Mardi 23 avril 2024

Politique

Gitega : Giheta diverge sur la CVR

Pour les uns, c’est un outil du pouvoir actuel pour se légitimer. Pour les autres, elle n’a pas raison d’être dans la mesure où tout le monde est coupable.

Vue du chef-lieu de la commune Giheta.
Vue du chef-lieu de la commune Giheta.

La grande majorité des déplacés réclame la punition plus que le pardon. Elle demande que le mandat de la CVR s’étende jusqu’à la période actuelle.

« Le pouvoir actuel pourrait utiliser la Commission Vérité et Réconciliation (CVR) pour faire taire ses opposants», estime B.K un déplacé du camp de Muryanyoni à Giheta.

Pour ce sexagénaire, il serait difficile de ne pas taxer de partiaux les membres de cette commission dans la situation actuelle. Il craint que dans la situation actuelle, cette commission risque de condamner les uns au profit du pouvoir actuel et amnistier les bourreaux si une fois ils sont dans les sphères des dirigeants.

Même son de cloche pour Philibert. Il précise que cette commission a été taillée sur mesure. « Ceux qui l’ont mise en place ont voulu s’auto-amnistier. Pourquoi le limiter dans le temps alors que le sang continue de couler ? Ils veulent condamner leurs prédécesseurs pour se légitimer.»

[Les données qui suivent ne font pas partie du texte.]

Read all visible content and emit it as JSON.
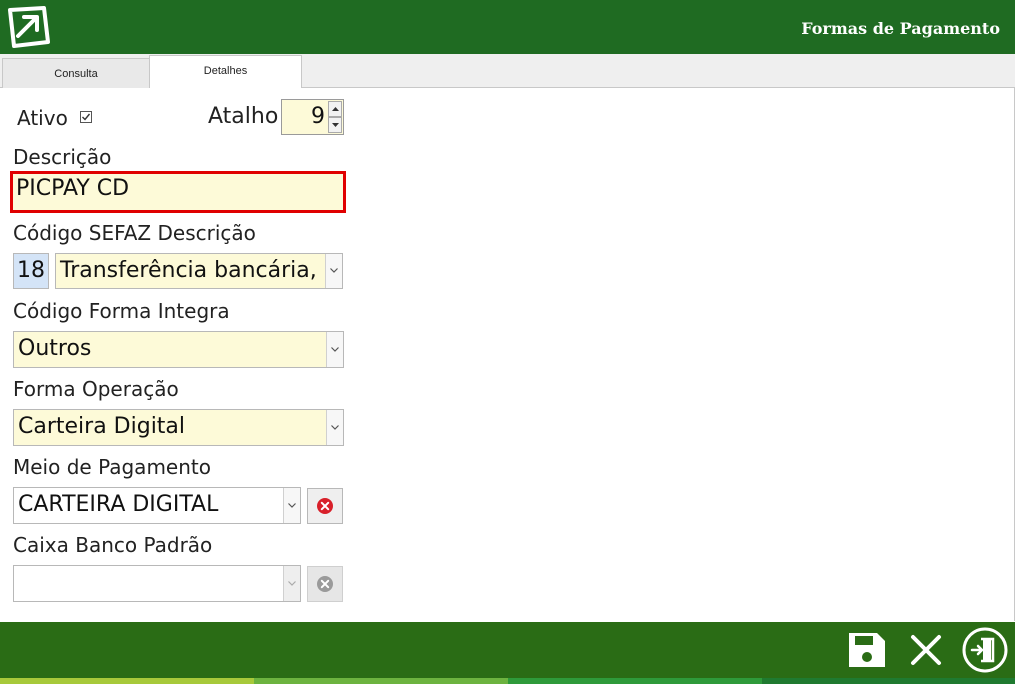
{
  "header": {
    "title": "Formas de Pagamento"
  },
  "tabs": [
    {
      "label": "Consulta",
      "active": false
    },
    {
      "label": "Detalhes",
      "active": true
    }
  ],
  "form": {
    "ativo_label": "Ativo",
    "ativo_checked": true,
    "atalho_label": "Atalho",
    "atalho_value": "9",
    "descricao_label": "Descrição",
    "descricao_value": "PICPAY CD",
    "sefaz_label": "Código SEFAZ Descrição",
    "sefaz_code": "18",
    "sefaz_desc": "Transferência bancária, Carteira Digital",
    "integra_label": "Código Forma Integra",
    "integra_value": "Outros",
    "operacao_label": "Forma Operação",
    "operacao_value": "Carteira Digital",
    "meio_label": "Meio de Pagamento",
    "meio_value": "CARTEIRA DIGITAL",
    "caixa_label": "Caixa Banco Padrão",
    "caixa_value": ""
  },
  "colors": {
    "header_bg": "#1f6b22",
    "footer_bg": "#2a6c15",
    "field_bg": "#fdfad8",
    "highlight_border": "#e00000",
    "strip": [
      "#a7c93a",
      "#6cb33f",
      "#2e9a3a",
      "#1f7a30"
    ]
  },
  "icons": {
    "logo": "arrow-box-logo",
    "save": "floppy-disk-icon",
    "cancel": "close-x-icon",
    "exit": "exit-door-icon",
    "clear": "red-x-circle-icon"
  }
}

« La CVR n’est pas nécessaire ! »

Sur les collines non loin du camp, la compréhension est tout autre. Léocadie (un nom d’emprunt pour son anonymat) indique que la CVR ne pourra pas lui restituer tous ses enfants et parents disparus tragiquement. Quant à Richard, cette commission n’a pas raison d’être dans la mesure où « certains hommes au pouvoir veulent mettre sur le dos d’une ethnie tous les crimes commis au Burundi. »

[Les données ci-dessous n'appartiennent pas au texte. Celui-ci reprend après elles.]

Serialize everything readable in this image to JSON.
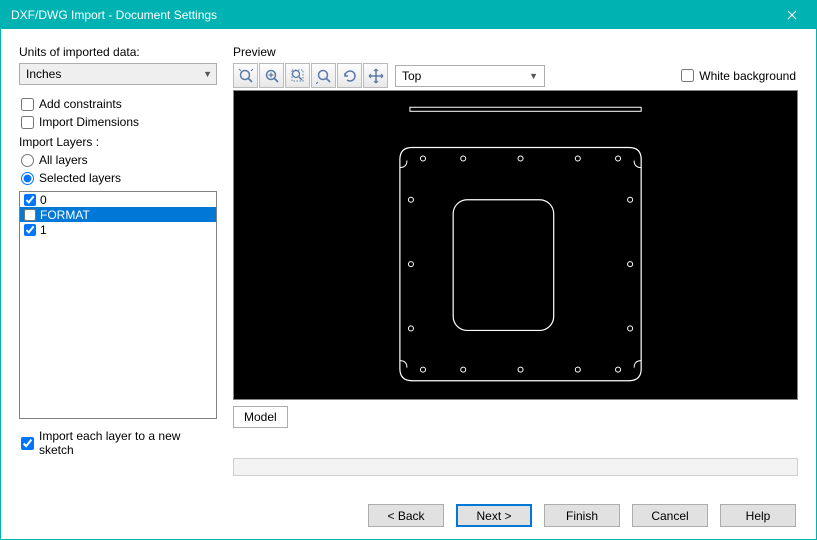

Selon Gérard, c’est un modèle importé d’ailleurs. Si cette commission se concentre uniquement sur les violences politiques du passé sans prendre en compte le contexte sociopolitique d’aujourd’hui, elle est très certainement vouée à l’échec.

CVR

Forum des lecteurs d'Iwacu

5 réactions
  1. Honest

    Pour moi, la CVR doit aller au début et venir jusqu’aujourd’hui. Vous savez bien que ce qui se passe aujourd’hui au Burundi est simplement une résultante de ce qui s’est passé en 1972 et 1993 et vous savez bien ce qui s’est passé. Vous êtes en train de récolter ce que vous avez semé. Si vous dites que la CVR est partisane ou inutile, donc il faut la dissoudre. J’ai l’impression que vous les burundais, vous n’avez confiance ni au gouvernement, ni à l’opposition, ni à l’Eglise et vous vous sous-estimez trop. Vous ne voyez rien de bon chez vous. Certains prennent le Rwanda ou la France ou encore la Communauté Internationale comme modèle et sauveurs. Ce sont des illusions. Vous devez faire confiance à vous-mêmes. Si vous doutez de tout de votre propre pays, qui va vous faire confiance? Votre manière va vous conduire au pire. Aujourd’hui vous vivez déjà l’enfer. Si vous ne changer pas vos attitudes envers vous-mêmes, votre pays sera pire que l’enfer. Que Dieu vous en garde.

    • Mojda

      « Excellente suggestion ». Ne fallait-il pas peut-etre directement chanter la belle musique de Buja? Quand tu tues en silence (tout en esperant que la peur des autres ne vaut rien… et que personne ne voit rien…), tu peux oser esperer que la reconciliation est possible durant les temps de tueries etniques, par ailleurs inutiles. Le pouvoir fait endormir des fois!!!

  2. roger crettol

    Hutus, Tutsis et la Non-Réconciliation

    Dans ma tête d’européen borné, les relations difficiles entre Hutus et Tutsis résultent de l’absence de travail de Vérité et Réconciliation. Ces relations difficiles ont empêché le développement de la société et du pays. Chacun est resté prisonnier de ses souffrances, de ses pertes et d’un sourd besoin de justice ou de vengeance. Ou prisonnier de sa culpabilité, de sa honte, de sa peur d’être exposé au jugement de la société.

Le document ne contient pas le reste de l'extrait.